MEXICO INCREASINGLY DEPENDENT ON U.S. REFINERIES:

U.S. Gulf Coast refiners are cashing in on rising fuel demand from Mexico, shipping record volumes to a southern neighbor that has failed to expand its refining network to supply a fast-growing economy.

The fuel trade could top a million barrels per day (bpd) at times in 2017 as Mexico becomes increasingly dependent on the United States for strategic energy supplies and providing business worth more than $15 billion a year to refiners such as Valero (VLO.N), Marathon Petroleum (MPC.N) and Citgo Petroleum.

The rise in Mexico’s fuel imports reflects an economy that, after expanding for 27 quarters in a row even amid a public austerity plan, has been unable to increase its refining output to satisfy the consistent growth of its energy demand.

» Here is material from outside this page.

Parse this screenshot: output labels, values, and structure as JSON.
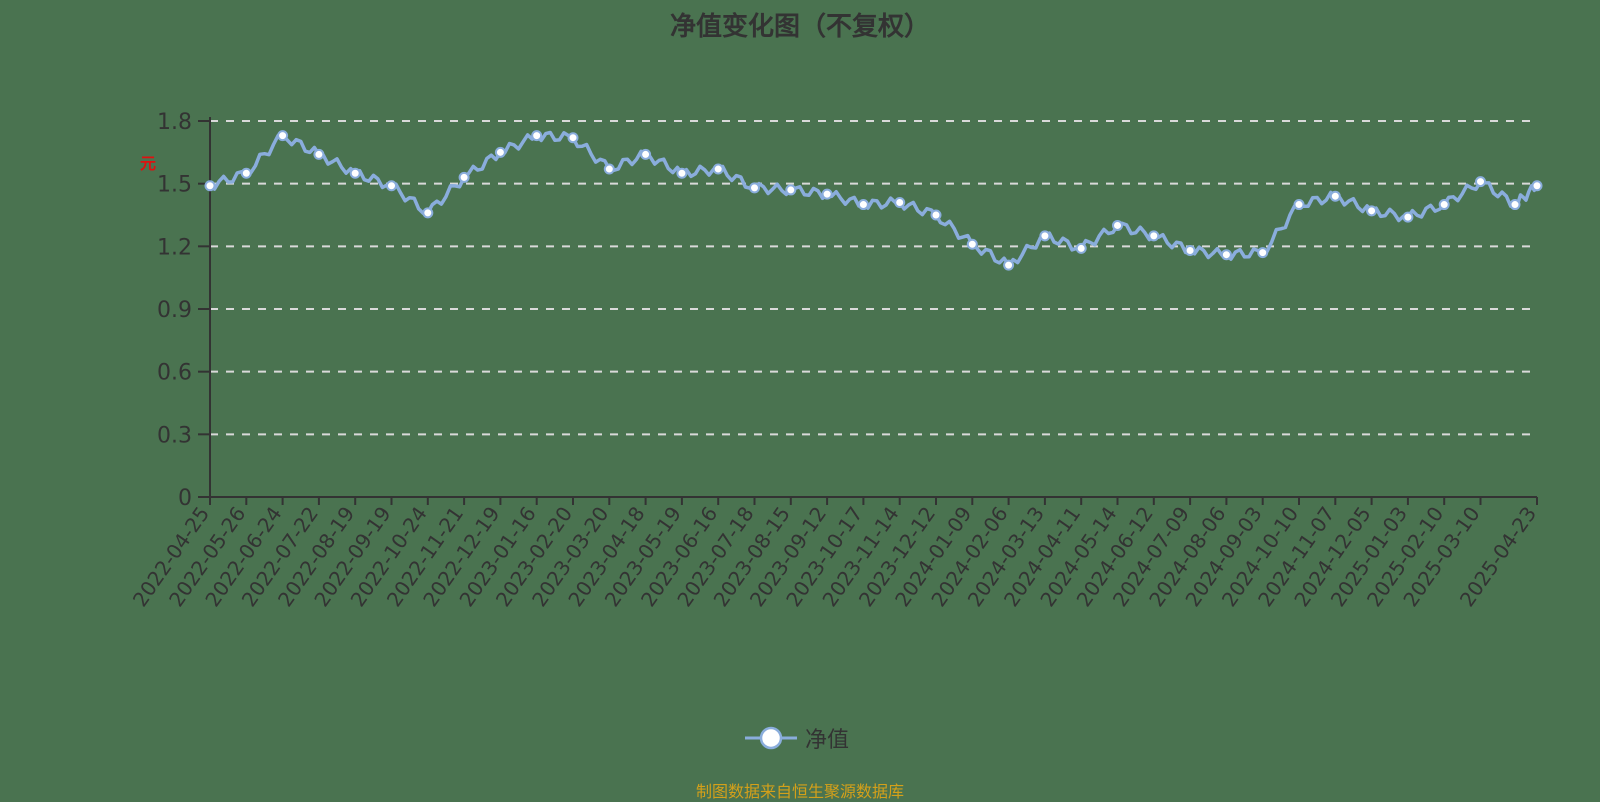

It has led to rapid reversal in energy trade between the two countries. In 2016, crude exporter Mexico will be a net oil importer from the United States for the first time as shipments of refined fuel heading south outnumber shipments of crude to the north, according to the U.S. Energy Information Administration (EIA).

PEMEX’s budget cuts have affected refining operations : “Refineries in Mexico are running at about 60 percent of their 1.576 million bpd of capacity, according to the company’s data.”

In 2014 PEMEX refineries were running at 79 percent of capacity. It appears mismanagement and short-sighted government policy have also contributed to the problem.